The law I really despise is the ICPC, the Interstate Compact for the Protection of Children. It was originally intended to stop states from dumping foster children in other states to take advantage of their looser welfare policies.
First, it would seem to me that this should be the price paid for having loose welfare policies, but beyond that the real effect of the law is horrendous.
What the act does is make it hard to move children to caregivers out of state without that state’s permission or agreement. That agreement can take many months. A court action to return children to parents or name the state as their conservator has to be completed within a deadline, usually one year.
So, I have several cases where the parents’ families are from out of state. They have a large family network in that other state. But we can’t move the children to that family and have to put them in foster care. By the time the ICPC is completed, the foster family has a vested interest in the children and now they are fighting, and often succeed, in keeping the children away from the blood family.
I find this result to be repulsive, and that result is not at all unusual. I have a case that just ended where the mom and the dad’s family in New Hampshire are both very fine with middle class homes and lots of family support, yet because the children had been kept in foster care the courts don’t want to “disrupt” their lives again. It’s just about the most asinine government policy ever.
This gets me curious about ICPC. Other comments about its history and workings, positive or otherwise, are welcome.
Our September 20 Cato legal panel on the Indian Child Welfare Act (more) was more timely than I could have imagined. In the federal case of Brackeen v. Zinke, discussed on the panel, Judge Ryan O’Connor of the Northern District of Texas on October 4 declared major provisions of ICWA unconstitutional on multiple grounds including equal protection and anti-commandeering doctrine. More: Timothy Sandefur; Matthew Fletcher, TurtleTalk; Emma Platoff, Texas Tribune; John Kelly, Chronicle of Social Change.
Appeal is likely. Just before the decision, the public-radio-associated program Native America Calling had a program showcasing tribal advocates’ views. I’ve written about the Act, including its constitutional and moral infirmities, here and, as part of a Cato Unbound symposium, here.
“Passed in 1978, the Indian Child Welfare Act (ICWA) was intended to stop abusive practices by state and federal officials, who often removed Native American children from their families without sufficient justification. But today, ICWA is the subject of litigation in federal and state courts by challengers who argue that it imposes race-based restrictions on adoption and makes it harder for state officials to protect Native American children against abuse and neglect.”

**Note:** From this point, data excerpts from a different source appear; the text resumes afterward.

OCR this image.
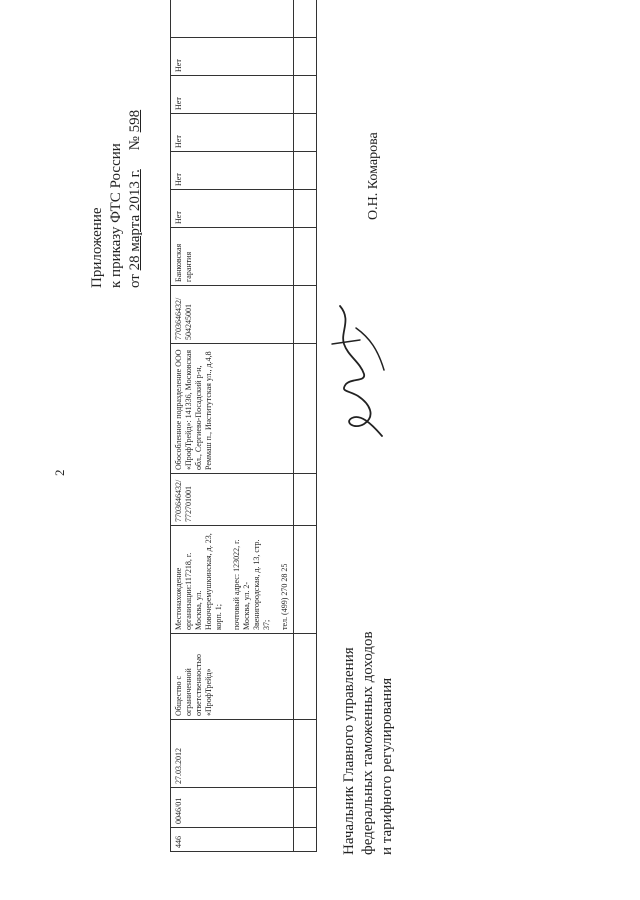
2
Приложение к приказу ФТС России от 28 марта 2013 г.     № 598
446	0046/01	27.03.2012	Общество с ограниченной ответственностью «ПрофТрейд»	Местонахождение организации:117218, г. Москва, ул. Новочеремушкинская, д. 23, корп. 1; почтовый адрес: 123022, г. Москва, ул. 2-Звенигородская, д. 13, стр. 37; тел. (499) 270 28 25	7703646432/ 772701001	Обособленное подразделение ООО «ПрофТрейд»: 141336, Московская обл., Сергиево-Посадский р-н, Реммаш п., Институтская ул., д.4,8	7703646432/ 504245001	Банковская гарантия	Нет	Нет	Нет	Нет	Нет	

Начальник Главного управления федеральных таможенных доходов и тарифного регулирования
О.Н. Комарова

On September 20 I moderated a Cato discussion of recent developments and upcoming challenges to ICWA, presented by Timothy Sandefur, Vice President for Litigation at the Goldwater Institute and author of Escaping the ICWA Penalty Box; Matthew McGill, attorney for plaintiffs in Brackeen v. Zinke, a major ICWA lawsuit under way in Texas; and Charles Rothfeld, who represented the birth father in the important ICWA case Adoptive Couple v. Baby Girl. Earlier on ICWA here.